FIG. 7 is a plan view of the movable frame of FIG. 4 as viewed from the back.

FIG. 8 is a plan view illustrating a shake correction unit according to a second embodiment of the present invention.

FIG. 9 is a sectional view showing the shake correction unit of FIG. 8;

FIG. 10 is a plan view illustrating a shake correction unit according to a third embodiment of the present invention.

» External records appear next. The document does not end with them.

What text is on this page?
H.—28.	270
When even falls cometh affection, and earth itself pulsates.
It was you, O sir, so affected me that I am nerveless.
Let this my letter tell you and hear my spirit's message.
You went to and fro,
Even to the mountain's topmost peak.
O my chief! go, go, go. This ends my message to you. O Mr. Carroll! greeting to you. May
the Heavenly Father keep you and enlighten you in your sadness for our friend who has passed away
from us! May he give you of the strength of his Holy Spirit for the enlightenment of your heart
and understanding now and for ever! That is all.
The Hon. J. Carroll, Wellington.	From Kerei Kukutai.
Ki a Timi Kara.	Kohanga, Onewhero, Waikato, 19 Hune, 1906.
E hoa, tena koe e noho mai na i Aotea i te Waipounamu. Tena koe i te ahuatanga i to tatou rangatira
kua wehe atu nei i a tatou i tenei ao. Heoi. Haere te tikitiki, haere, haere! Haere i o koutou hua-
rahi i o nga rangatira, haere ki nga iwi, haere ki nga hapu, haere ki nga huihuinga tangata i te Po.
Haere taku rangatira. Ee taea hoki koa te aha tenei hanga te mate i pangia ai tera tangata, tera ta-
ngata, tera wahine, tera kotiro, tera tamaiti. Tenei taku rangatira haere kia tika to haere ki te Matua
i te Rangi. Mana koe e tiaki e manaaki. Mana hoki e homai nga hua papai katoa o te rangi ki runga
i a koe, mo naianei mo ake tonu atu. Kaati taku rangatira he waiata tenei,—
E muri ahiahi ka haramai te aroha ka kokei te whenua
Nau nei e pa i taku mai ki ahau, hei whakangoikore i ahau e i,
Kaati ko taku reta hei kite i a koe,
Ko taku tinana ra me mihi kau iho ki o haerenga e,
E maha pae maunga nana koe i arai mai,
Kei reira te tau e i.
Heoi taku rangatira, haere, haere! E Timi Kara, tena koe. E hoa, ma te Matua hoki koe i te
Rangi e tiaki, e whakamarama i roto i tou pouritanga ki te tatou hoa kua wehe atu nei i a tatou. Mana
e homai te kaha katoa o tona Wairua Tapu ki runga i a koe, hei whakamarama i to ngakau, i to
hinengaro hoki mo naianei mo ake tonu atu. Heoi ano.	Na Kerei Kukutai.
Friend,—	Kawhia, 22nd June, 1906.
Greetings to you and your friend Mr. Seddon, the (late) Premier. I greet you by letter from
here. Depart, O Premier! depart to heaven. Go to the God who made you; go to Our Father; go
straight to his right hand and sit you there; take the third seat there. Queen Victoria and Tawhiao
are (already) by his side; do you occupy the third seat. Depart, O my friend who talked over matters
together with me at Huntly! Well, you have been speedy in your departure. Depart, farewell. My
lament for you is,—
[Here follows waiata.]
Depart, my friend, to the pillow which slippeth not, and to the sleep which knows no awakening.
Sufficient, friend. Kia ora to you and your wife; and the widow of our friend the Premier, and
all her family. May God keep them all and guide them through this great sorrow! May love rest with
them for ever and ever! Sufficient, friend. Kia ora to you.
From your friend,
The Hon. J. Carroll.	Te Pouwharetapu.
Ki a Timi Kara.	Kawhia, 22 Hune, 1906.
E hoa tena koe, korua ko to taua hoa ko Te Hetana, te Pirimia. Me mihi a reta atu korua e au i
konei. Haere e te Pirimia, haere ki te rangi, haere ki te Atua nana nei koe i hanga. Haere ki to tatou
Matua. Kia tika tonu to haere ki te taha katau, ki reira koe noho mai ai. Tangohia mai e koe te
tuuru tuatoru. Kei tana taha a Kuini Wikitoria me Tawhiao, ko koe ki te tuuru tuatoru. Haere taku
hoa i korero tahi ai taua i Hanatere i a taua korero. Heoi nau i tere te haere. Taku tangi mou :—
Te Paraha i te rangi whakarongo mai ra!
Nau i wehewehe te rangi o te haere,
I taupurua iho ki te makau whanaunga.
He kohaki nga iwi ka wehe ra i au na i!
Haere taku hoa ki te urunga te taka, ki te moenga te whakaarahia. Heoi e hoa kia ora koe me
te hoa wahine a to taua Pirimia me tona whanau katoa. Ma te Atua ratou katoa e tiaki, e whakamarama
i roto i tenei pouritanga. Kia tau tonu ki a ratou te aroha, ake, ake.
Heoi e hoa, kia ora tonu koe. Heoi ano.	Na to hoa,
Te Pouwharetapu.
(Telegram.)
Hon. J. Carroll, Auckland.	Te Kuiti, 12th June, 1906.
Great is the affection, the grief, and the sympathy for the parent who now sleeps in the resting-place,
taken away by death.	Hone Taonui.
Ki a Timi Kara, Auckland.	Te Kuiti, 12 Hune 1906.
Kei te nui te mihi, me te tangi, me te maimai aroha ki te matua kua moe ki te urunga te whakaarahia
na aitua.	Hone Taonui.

11 is a cross-sectional view of the shake correction unit of FIG.

[Explanation of symbols]

 4 Shake Correction Unit 40 Fixed Frame 41 Movable Frame 42 Pin 43 Rubber Ring (Shock Absorbing Member) 241a Projection (Shock Absorbing Member) 341a Projection (Shock Absorbing Member)

Claims (4)

[Claims] A fixed frame, a correction lens that is a part of a main optical system, and a movable frame that holds the correction lens and moves in a plane substantially orthogonal to an optical axis with respect to the fixed frame. Then, in an image blur correction apparatus that suppresses image blur by moving the movable frame, the movable frame moves beyond the range in which the movable frame moves for image blur correction, acts when reaching a mechanical edge, An image blur correction device, comprising: a shock absorbing member for reducing a shock when the movable frame collides with the mechanical end. 2. The image blur correction device according to claim 1, wherein said shock absorbing member is a rubber ring. 3. The image blur correction device according to claim 1, wherein the shock absorbing member is held by at least one of the fixed frame and the movable frame. 4. The image blur correction device according to claim 1, wherein the shock absorbing member is formed integrally with at least one of the fixed frame and the movable frame.